Unnamed: 0,wave_u,wave_v
10u,0.173792,0.061769
10u_lag1,0.009187,-0.035854
10u_lag2,0.096202,0.052847
10u_lag3,0.055178,0.012649
10u_lag4,0.077528,-0.006156
10u_lag5,0.03124,0.027985
10u_lag6,0.042818,-0.025192
10u_lag7,0.04117,0.060008
10u_lag8,-0.045357,-0.108394
10u_lag9,0.143245,0.1361


 The model yields basically the same accuracy as when using less lagging variables.
 Of the lagging variables again, the oldest is the one with the strongest correlation.
 It is not clear from this result how much lag should be included.
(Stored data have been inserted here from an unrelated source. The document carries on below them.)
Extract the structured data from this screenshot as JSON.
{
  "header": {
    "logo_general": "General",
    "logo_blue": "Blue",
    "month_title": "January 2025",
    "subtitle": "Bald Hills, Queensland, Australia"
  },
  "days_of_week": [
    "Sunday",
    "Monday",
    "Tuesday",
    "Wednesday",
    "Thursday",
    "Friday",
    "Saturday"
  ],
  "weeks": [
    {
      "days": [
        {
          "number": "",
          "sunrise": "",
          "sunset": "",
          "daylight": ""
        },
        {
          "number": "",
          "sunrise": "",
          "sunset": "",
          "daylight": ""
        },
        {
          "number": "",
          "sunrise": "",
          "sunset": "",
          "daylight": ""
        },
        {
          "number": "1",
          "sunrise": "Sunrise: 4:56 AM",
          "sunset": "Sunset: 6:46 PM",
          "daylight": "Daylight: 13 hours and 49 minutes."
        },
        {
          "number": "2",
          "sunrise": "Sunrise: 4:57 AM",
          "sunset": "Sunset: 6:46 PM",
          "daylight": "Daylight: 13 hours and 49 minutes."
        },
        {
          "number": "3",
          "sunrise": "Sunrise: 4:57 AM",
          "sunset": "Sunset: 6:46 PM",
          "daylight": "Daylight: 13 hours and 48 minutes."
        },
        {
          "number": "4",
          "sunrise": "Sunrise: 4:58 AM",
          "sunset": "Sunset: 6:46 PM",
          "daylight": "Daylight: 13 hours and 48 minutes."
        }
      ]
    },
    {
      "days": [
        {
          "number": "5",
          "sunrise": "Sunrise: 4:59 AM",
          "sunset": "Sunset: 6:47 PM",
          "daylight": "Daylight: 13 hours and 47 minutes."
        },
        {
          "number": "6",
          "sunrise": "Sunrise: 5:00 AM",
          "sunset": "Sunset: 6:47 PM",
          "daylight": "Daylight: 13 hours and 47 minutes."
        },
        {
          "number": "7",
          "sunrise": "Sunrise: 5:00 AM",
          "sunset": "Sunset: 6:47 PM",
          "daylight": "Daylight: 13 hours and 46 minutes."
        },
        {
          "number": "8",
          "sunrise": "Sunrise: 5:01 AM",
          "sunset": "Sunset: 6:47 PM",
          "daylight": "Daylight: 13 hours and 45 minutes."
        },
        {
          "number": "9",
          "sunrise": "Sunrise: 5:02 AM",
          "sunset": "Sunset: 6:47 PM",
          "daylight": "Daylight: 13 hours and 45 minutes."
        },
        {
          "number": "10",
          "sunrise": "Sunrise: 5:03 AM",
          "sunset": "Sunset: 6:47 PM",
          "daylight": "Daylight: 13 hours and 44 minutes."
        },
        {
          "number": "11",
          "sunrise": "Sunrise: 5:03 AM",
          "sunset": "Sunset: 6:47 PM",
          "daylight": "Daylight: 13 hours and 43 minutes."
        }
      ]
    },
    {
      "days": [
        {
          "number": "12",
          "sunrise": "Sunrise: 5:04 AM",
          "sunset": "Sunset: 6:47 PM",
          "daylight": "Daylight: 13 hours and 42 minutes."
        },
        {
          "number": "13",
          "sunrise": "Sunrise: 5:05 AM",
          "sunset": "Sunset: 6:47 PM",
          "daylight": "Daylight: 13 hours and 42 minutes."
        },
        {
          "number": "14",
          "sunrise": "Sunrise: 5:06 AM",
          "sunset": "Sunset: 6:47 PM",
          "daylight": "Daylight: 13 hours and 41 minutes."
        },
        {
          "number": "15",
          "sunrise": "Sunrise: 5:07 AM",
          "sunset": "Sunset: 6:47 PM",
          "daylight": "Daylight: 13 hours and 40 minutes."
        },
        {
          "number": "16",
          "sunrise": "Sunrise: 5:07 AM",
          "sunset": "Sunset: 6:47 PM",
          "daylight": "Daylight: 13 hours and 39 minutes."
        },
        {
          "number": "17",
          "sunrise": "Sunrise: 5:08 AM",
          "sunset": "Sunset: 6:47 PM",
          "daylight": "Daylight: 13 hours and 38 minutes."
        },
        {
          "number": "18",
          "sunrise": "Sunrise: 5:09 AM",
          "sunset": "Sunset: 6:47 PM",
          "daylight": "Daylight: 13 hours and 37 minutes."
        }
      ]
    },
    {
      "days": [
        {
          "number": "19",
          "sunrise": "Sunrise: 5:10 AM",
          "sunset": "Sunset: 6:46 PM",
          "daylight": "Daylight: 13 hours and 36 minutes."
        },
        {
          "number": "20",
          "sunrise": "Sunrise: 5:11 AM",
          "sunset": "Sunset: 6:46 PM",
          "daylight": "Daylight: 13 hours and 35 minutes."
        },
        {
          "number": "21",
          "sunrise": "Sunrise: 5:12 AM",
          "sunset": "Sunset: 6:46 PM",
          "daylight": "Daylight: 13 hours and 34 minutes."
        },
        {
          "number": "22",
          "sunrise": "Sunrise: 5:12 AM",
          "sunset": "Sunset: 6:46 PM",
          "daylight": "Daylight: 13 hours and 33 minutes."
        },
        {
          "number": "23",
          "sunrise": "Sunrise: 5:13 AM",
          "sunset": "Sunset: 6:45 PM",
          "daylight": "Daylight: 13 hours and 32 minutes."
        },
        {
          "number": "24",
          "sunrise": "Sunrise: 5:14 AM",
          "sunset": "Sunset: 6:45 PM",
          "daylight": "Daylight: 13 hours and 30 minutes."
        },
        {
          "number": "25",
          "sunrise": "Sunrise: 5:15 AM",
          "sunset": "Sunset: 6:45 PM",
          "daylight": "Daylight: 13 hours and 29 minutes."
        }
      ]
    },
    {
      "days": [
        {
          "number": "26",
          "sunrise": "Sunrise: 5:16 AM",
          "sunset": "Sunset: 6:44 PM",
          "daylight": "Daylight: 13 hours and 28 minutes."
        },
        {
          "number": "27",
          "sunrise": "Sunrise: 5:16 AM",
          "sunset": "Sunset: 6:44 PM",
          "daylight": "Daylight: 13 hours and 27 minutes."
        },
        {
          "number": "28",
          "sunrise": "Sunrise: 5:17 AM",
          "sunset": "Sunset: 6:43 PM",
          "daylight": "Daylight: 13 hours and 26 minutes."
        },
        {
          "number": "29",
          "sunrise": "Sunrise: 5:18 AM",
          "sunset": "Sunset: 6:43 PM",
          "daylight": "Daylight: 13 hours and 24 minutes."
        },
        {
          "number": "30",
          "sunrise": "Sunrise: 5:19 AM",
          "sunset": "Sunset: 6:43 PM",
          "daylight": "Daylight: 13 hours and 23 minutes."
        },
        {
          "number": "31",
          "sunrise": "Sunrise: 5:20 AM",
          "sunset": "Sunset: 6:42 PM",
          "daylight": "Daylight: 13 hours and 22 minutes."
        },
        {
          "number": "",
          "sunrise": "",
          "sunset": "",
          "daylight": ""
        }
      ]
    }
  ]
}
 Next we try introducing regularization.

 ## Ridge Regression
 Ridge regression from Wind Vector, Temperature and Pressure to Wave Vector.
 Each input variable is used nine times, once with the current value, once lagging one hour and so on.
 The goal here is to see how old the variables with the strongest correlation are.

 Inputs:
 * 10u
 * 10v
 * 2t
 * sp
 * repeating from '_lag1' to '_lag9'


 Outputs:
 * wave_u
 * wave_v

In [20]:
# Build input and output matrices
base_vars = ['10u', '10v', '2t', 'sp']
input_vars = base_vars.copy()
for l in range(1, 10):
    input_vars.extend([v + '_lag' + str(l) for v in base_vars])
input_vars.sort()
output_vars = ['wave_u', 'wave_v']

test_dropped = test.dropna()
X_test = test_dropped[input_vars].values
Y_test = test_dropped[output_vars].values

X_train = None
Y_train = None
for i, buoy in enumerate(train.columns.levels[0].drop(test_buoy)):
    buoy_dat = train[buoy].dropna()
    if X_train is None:
        X_train = buoy_dat[input_vars].values
        Y_train = buoy_dat[output_vars].values
    else:
        X_train = np.concatenate([X_train, buoy_dat[input_vars].values])
        Y_train = np.concatenate([Y_train, buoy_dat[output_vars].values])


In [21]:
# Train model
alphas = np.logspace(-2, 5, num=20)
pipe = Pipeline([('scaler', StandardScaler()), ('regression', RidgeCV())])
pipe.fit(X_train, Y_train)
print('Chosen regularization parameter: alpha={:.3f}'.format(pipe.named_steps['regression'].alpha_))
print('Train accuracy of the model: {:.3f}'.format(pipe.score(X_train, Y_train)))


Chosen regularization parameter: alpha=10.000
Train accuracy of the model: 0.654


In [22]:
# Test model
print('Test accuracy of the model: {:.3f}'.format(pipe.score(X_test, Y_test)))


Test accuracy of the model: 0.738


In [23]:
# Model coefficiens
describe_regression(pipe, input_vars, output_vars)


Unnamed: 0,wave_u,wave_v
10u,0.170686,0.060789
10u_lag1,0.017389,-0.031049
10u_lag2,0.08942,0.048478
10u_lag3,0.057503,0.012712
10u_lag4,0.075512,-0.005133
10u_lag5,0.033266,0.024524
10u_lag6,0.046137,-0.013096
10u_lag7,0.035948,0.04564
10u_lag8,-0.043257,-0.102086
10u_lag9,0.142259,0.134878


 The regularization does not seem to influence the performance much.